The Natural Fertilizer That Will Help Raised Garden Beds Thrive
More than 90% of the world's plant species depend on it, it predates the dinosaurs, and it's quietly making a comeback in backyard gardens across the country as a bio-fertilizer. Mycorrhizae, fungi that form beneficial relationships with plant roots, are capable of wondrous effects on plants, enhancing their ability to take in nutrients and water for robust growth and long-term survival, as well as building resistance to stress, drought, pests, and disease. The fungi can even keep plants from consuming toxic minerals.

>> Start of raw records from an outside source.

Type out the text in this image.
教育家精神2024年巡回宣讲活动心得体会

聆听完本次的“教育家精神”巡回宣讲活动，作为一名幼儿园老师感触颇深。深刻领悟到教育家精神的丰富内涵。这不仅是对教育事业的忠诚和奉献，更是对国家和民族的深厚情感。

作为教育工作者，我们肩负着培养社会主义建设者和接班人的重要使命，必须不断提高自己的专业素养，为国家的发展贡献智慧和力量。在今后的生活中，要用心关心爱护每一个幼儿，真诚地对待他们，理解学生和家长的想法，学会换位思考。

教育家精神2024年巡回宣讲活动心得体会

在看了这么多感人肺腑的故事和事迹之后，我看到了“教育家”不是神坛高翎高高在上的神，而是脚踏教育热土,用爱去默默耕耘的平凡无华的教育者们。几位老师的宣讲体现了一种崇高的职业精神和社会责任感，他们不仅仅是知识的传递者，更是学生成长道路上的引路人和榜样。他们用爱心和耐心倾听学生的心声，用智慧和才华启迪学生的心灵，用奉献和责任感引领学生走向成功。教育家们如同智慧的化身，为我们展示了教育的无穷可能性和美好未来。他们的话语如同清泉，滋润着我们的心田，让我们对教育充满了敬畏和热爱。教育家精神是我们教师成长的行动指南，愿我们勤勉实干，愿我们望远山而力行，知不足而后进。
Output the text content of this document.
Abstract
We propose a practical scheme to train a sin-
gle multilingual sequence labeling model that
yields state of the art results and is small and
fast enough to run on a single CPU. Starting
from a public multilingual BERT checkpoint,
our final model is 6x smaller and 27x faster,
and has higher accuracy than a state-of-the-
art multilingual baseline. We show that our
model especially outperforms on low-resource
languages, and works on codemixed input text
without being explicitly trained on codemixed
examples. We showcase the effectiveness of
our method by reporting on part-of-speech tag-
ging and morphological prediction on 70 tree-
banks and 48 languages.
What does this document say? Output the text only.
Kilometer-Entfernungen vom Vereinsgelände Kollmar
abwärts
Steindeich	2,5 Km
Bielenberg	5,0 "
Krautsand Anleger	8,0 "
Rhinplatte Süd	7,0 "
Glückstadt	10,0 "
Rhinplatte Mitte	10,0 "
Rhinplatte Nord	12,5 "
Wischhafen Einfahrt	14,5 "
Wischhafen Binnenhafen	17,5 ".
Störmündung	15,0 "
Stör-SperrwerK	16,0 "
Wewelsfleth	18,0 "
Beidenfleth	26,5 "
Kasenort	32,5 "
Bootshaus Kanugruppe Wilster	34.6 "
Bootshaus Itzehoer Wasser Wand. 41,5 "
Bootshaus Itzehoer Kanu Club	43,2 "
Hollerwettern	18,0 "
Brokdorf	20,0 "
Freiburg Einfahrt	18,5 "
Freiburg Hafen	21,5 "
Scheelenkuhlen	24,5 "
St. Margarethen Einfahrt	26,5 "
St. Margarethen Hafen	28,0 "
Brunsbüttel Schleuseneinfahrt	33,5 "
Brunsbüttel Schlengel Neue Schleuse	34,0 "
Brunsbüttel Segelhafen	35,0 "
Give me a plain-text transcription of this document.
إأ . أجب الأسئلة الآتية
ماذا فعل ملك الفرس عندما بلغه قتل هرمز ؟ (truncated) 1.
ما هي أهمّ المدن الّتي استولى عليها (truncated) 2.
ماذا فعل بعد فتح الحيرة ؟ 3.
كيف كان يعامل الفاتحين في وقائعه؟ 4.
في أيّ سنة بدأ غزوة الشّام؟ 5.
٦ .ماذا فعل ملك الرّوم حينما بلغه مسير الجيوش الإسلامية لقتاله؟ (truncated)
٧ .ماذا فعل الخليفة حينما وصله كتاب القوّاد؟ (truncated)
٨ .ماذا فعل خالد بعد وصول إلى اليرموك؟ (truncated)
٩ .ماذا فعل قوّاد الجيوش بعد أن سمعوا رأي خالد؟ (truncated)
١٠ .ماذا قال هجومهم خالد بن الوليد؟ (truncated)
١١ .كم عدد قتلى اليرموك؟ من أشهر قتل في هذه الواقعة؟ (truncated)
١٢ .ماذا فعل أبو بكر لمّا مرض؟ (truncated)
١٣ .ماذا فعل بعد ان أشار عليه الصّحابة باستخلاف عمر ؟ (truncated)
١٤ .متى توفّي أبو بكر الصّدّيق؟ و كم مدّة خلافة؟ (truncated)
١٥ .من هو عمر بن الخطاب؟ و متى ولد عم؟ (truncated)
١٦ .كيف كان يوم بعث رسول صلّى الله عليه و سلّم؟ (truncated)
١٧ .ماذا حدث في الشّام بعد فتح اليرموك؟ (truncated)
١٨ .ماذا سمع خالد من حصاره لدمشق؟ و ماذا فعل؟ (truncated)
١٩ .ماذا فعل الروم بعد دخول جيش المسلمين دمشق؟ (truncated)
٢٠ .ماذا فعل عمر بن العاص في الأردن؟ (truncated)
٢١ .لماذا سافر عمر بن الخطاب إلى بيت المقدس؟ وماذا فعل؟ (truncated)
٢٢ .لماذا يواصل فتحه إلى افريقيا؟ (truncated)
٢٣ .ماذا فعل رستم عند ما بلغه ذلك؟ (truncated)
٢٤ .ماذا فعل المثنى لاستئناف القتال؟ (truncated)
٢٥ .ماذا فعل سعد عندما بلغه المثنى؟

Mycorrhizae has experienced significant buzz in recent years, with many mycorrhizae products coming onto the market. Research has emerged, however, that questions their necessity and effectiveness in regular garden soil, which already naturally contains mycorrhizae. But one place mycorrhizae can work wonders toward helping your plants thrive is in raised beds.
Raised-bed gardeners have been taught to think twice about using their own soil for raised garden beds since native garden soil may drain poorly and become compacted. Thus, preferred raised-bed soil, often DIY mixes or purchased growing media, doesn't have the advantage of built-in mycorrhizae and can benefit from the addition of the fungi as a bio-fertilizer — under the right conditions, that is.
Try mycorrhizae in your raised beds to boost plant growth
Even though you shouldn't use garden soil to fill your raised beds, tossing a handful of it into your raised bed soil will enable mycorrhizae to establish. If you prefer to try a commercial solution, you can likely find a soilless mix that contains mycorrhizae, and standalone mycorrhizae products are available in three forms — powder, liquid, and granular. Granules can be used only when you can access the roots, so they are the simplest option for new plantings and transplants. Just scatter them into the bottom of the planting hole before setting the rootball in place.
Powder also performs at transplant time. Dampen the roots and dust them thoroughly before placing the plant in the ground. Liquid formulas can be watered directly into the root zone of established plants at any point in the growing season, though they are most beneficial during seeding, transplanting, and propagation. Strive to ensure the mycorrhizae make contact with plant roots, and always be sure to follow product label instructions. Additionally, be aware that mycorrhizae is most often characterized as an "inoculant," a beneficial microorganism that boosts plant health and productivity when applied to the plant or soil, so you may see that term on product labels rather than fertilizer.
Create optimal conditions for mycorrhizae to do its work
You can do several things to create the best conditions for mycorrhizae to benefit your raised-bed plants. Placing a wood product like arborist wood chips on the soil surface will give mycorrhizae something to decompose, which helps them deliver nutrients to plant roots. Fertilizers, especially those with phosphate, can damage mycorrhizae, so use them in your raised beds only if a soil test identifies deficient nutrients. Keep this natural fertilizer away from brassica plants (veggies like cabbage, broccoli, cauliflower), as well as those in the Amaranthaceae family (beets, spinach) because most of these plants don't establish the symbiotic relations with mycorrhizae that others do.
Adding soil amendments is the most important soil tip for raised garden beds you're likely skipping. While mycorrhizae fungi are not consistently characterized as amendments, they'll bring important microorganisms to your raised bed soil that it likely does not have.